Another contributing factor was the series of small but critical roadblocks encountered during the VS Code extension’s development. While the issues, such as debugging WebSocket integration and fine-tuning the autocomplete feature, seemed minor at first, they required careful attention to resolve. Each delay, no matter how small, accumulated and ultimately pushed back the start of the Chat Guide. This compressed its development window, leaving less time for testing and refinement.
The experience underscored the importance of:
- Parallel planning and task distribution: Starting foundational work on multiple projects early to reduce bottlenecks later.
- Buffer time for unexpected blockers: Accounting for small errors or challenges that inevitably arise during implementation.
- Clearer project transitions: Ensuring resources and timelines are adjusted to allow smooth handoffs between projects.

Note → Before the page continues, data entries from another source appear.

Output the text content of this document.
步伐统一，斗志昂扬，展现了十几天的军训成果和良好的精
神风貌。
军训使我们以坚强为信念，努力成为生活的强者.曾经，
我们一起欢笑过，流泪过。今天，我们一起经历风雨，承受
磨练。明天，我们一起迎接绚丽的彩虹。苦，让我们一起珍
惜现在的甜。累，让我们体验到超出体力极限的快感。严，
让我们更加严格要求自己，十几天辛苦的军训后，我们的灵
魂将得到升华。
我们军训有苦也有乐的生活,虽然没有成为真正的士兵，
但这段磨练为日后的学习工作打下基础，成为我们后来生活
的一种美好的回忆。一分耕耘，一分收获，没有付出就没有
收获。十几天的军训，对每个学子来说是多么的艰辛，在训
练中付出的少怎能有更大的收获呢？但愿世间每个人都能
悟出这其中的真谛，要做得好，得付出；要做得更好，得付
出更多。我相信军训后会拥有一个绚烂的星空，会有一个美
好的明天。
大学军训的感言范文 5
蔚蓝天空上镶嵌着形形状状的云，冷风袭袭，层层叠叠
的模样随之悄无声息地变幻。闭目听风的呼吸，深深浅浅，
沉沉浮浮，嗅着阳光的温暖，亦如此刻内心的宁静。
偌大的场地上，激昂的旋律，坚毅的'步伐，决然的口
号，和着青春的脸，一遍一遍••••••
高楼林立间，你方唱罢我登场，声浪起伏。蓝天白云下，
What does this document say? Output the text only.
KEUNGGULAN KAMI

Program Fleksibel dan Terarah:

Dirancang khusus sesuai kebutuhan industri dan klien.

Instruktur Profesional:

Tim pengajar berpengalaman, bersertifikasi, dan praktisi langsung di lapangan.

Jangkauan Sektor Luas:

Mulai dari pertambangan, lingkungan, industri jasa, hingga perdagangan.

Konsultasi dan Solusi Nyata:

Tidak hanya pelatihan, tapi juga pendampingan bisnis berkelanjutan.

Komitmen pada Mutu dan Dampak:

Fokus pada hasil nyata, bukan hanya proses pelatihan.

By recognizing these challenges, it became clear that better task overlap and more flexible scheduling could have improved project pacing and reduced the impact of delays.
Closing Remarks
We want to express our deepest gratitude to Jess Lin, our client contact at Render. Jess was incredibly friendly, approachable, and supportive throughout the project. Her active involvement and genuine care for our growth made a huge difference, and this project would not have been nearly as successful or rewarding without her guidance.
Through this experience, we learned so much — about cutting-edge tools like FastAPI, LLMs, and the Next.js, about effective collaboration across a team, and about the importance of time management when balancing multiple projects.
Finally, we are truly grateful to CodeLab for giving us this opportunity. The challenges we faced and the skills we developed along the way have been invaluable, and we’re excited to carry these lessons forward into future projects.